In most cases when we have a different opinion from the person we are talking to, we have an inner urge to reach a consensus with this person. This can mean anything from convincing the other person of our own political view to asserting the fact that vanilla ice cream is superior to chocolate ice cream (which it obviously is!).
In most cases, there are two options: Either one person convinces the other one of their opinion, or they find a compromise somewhere in the middle of both viewpoints (Stracciatella ice cream?).
The more emotional we are about the topic, the less likely either option becomes.
After fighting with people for 27 years about the superiority of vanilla ice cream, Tanja has grown to understand that there’s a third option which she likes to call “agree to disagree”.
She first really considered this option when a friend of hers talked about his multi-cultural office team and that they function so well, because the oftentimes agree to disagree.
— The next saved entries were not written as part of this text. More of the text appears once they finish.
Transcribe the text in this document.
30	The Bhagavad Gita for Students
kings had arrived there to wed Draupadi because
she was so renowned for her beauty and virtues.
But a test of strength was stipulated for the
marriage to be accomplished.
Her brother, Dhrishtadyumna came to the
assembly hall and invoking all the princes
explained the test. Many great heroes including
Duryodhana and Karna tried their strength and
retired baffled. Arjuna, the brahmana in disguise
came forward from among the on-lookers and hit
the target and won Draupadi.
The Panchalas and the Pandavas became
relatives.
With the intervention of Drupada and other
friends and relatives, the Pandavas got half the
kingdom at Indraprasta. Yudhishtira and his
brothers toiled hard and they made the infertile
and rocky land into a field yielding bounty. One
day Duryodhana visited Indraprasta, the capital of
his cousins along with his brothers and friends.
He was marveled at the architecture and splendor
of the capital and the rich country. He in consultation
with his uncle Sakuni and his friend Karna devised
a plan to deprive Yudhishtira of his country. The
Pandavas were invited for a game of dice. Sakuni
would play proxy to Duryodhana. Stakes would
Agreeing to disagree means to avoid fights by accepting the fact that opinions differ and that there is nothing wrong about that. It means to realise that the other person’s opinion might not make sense from one’s own perspective – but from his perspective it is the more sensible opinion.
Throughout the past couple of months, Tanja has tried to put the “agree to disagree” approach into practice both in the Philia Coaching sessions and in her private life. It’s a game changer. She has learned to give people around her more space for their own views. The most interesting part is that people actually even become more interested in her opinion when she is not trying to convince them of it. Because when you are not trying to convince, you have a real conversion with that other people, a real exchange. You don’t have an answer already which can even be irrelevant sometime. You actually listen and understand the person talking to you. You don’t need to be right, it’s not about you, it’s about sharing.
In the bottom line, the “agree to disagree” approach might not be possible in all situations, but there are certainly a lot of situations in which it reduces fights and frustrations. And most importantly, it helps us to respect people’s views and give them space – which is one of the key goals of Philia!
What’s your view on this topic? Do you already practice “agree to disagree” or is it news to you? Do you find it helpful?
P.S.: Vanilla ice cream still remains the queen of all ice creams!”